Hi!my system specs are given in my signatr..i have an iball psu and 2 80mm fans,a fd,an optical drive along wid it..
I have a frontech caby..
I want to buy a new good caby..my budget is 1.2k max..pls sugest..


----------



## ArjunKiller (May 26, 2012)

Zebronics Bijli. If you can find it locally, because production has stopped now.


----------



## Bodhisatwa (May 26, 2012)

Cost?any link?


----------



## ArjunKiller (May 26, 2012)

Cost will be around 1100.. not available online. Look for it locally.


----------



## Bodhisatwa (May 26, 2012)

Okay..any other?..


----------



## avichandana20000 (May 26, 2012)

only local products like FRONTTECH , IBALL will come in this price range. Surf in their sites  locally order it.
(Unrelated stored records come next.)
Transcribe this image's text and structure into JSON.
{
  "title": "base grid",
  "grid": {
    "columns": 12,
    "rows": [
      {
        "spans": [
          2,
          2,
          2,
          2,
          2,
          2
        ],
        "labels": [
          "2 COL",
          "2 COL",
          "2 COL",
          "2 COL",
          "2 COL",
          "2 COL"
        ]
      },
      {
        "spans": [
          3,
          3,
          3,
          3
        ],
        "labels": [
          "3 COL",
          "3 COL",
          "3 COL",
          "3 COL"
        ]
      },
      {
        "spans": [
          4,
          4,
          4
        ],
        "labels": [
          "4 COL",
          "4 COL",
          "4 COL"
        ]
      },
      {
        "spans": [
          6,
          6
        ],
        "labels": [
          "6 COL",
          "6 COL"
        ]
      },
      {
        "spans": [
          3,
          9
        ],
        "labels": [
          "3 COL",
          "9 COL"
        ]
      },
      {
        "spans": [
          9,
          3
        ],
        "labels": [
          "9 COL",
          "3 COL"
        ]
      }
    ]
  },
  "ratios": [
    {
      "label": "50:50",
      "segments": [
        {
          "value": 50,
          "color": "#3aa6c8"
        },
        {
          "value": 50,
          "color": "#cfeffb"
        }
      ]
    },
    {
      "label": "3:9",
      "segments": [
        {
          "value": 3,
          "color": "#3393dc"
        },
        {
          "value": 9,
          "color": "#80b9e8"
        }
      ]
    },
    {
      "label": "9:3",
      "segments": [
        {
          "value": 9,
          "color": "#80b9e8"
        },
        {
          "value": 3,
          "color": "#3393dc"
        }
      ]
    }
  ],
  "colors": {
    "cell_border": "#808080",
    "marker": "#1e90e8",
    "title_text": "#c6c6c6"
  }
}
Cooler master 350 is the lowest with 1586/- from MD COMPUTERS.


----------



## rajnusker (May 26, 2012)

Don't buy Zebronics or Frontech ****, they produce absolute ~love~ cabbys... Iball is bettah!!!


----------



## topgear (May 27, 2012)

^^ what's wrong with zebronics cabinets ?? they have some good cabinets like Bijli, Anti Biotics, Reaper, Invader etc.

@ OP - Zebronics bijli is a good cabinet but the current price is arund 1.6k though.


----------



## Bodhisatwa (May 27, 2012)

then finally which 1??


----------



## ArjunKiller (May 27, 2012)

Bijli


----------



## Bodhisatwa (May 27, 2012)

availability a big problem..


----------



## RiGOD (May 27, 2012)

^^Spending 1.2k you'll get some crap cabby again (Bijli is the bare minimum). I'd say save up some more money and buy a CM Elite 311. It'll be really worth the money you spend. Spending 1.2k and jumping from Frontech to Zebronics or some other desi brand sounds dumb to me.


----------



## topgear (May 28, 2012)

@ OP - either get CM Elite 311 or CM Elite 350 @ 1.6k.


----------